Yes, to some degree, the rejiggered Mac was all about Nicks, particularly when she managed the night’s most shiver-inducing highpoint with “Gold Dust Woman.” She traded its howl for shadowy incantations, stalked the stage, and raised arms draped with a luminous golden shawl to evoke butterfly wings in the swirly light.

No one mentioned Buckingham (who’s since recovering from heart surgery), but Fleetwood—who brought the two-plus-hour set to an early peak with his rolling, crowd-pumping drum solo in a midpoint “World Turning”—gushed of the history that the new guys brought to the table. And within the broadened nostalgia factor that included Finn’s Crowded House gem, there was a bittersweet touch as well.

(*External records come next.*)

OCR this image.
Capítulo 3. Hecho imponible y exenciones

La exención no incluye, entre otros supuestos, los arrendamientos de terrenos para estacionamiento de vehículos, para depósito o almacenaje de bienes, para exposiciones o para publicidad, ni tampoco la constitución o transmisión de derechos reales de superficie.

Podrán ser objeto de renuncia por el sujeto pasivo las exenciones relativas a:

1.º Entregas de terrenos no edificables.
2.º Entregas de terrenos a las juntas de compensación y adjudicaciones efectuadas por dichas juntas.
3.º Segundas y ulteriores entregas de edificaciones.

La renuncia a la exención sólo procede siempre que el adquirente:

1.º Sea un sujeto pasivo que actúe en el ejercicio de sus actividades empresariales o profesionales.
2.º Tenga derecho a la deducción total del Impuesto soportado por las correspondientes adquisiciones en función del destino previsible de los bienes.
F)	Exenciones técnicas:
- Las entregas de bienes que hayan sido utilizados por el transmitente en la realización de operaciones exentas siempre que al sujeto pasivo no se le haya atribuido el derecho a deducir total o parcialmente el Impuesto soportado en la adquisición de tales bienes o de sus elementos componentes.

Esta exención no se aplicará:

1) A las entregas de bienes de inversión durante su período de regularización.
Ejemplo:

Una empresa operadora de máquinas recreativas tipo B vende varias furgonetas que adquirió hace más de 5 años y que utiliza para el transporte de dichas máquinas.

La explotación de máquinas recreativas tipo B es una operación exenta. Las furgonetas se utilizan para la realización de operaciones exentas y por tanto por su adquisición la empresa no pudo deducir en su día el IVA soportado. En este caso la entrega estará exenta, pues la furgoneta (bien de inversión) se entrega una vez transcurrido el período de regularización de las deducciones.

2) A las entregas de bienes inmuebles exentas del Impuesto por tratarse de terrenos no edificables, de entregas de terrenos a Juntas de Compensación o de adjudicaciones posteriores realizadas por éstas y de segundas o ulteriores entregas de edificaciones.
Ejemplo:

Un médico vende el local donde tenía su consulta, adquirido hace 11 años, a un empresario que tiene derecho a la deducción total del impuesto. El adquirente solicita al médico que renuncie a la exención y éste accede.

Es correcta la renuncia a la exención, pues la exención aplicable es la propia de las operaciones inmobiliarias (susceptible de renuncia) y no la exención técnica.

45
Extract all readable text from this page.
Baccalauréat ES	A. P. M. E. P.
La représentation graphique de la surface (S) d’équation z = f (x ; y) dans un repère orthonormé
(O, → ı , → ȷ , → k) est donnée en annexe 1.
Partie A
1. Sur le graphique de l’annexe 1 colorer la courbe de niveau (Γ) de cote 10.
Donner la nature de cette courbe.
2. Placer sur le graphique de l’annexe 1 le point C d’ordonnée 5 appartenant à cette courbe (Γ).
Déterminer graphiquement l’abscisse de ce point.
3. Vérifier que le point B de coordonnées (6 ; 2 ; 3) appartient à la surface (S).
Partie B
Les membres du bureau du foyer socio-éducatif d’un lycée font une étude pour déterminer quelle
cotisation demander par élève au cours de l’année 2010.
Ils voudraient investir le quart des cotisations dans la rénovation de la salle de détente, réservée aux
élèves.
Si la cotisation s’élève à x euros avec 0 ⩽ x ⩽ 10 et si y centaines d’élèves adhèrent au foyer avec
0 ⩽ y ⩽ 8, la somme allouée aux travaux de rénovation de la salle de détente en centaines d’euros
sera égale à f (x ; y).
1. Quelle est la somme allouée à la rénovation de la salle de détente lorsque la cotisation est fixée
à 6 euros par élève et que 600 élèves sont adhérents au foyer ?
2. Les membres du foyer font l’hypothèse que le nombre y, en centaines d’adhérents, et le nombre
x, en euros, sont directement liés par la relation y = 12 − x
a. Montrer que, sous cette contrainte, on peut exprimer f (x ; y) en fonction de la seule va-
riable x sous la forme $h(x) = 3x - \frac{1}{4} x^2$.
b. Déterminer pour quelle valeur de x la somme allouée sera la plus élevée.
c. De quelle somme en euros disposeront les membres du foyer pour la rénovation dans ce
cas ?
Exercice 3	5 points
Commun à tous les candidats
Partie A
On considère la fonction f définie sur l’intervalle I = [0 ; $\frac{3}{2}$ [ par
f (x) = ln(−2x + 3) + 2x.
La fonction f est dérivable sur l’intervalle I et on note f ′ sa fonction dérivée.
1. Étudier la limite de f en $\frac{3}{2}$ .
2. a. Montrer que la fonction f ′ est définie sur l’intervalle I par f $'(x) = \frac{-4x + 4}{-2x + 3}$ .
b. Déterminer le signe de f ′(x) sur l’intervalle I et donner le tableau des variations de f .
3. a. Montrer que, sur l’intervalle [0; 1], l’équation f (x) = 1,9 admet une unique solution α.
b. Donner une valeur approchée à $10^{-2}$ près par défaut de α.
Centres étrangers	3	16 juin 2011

To start the encore, Nicks sang Petty’s “Free Fallin’,” which made perfect sense for both her and Campbell, as photos of them with their longtime friend and collaborator projected above. With the Rolling Stones postponing a tour for Mick Jagger’s health and core members of Fleetwood Mac also in their 70s, it’s a reminder for both musicians and fans to cherish what endures while they can.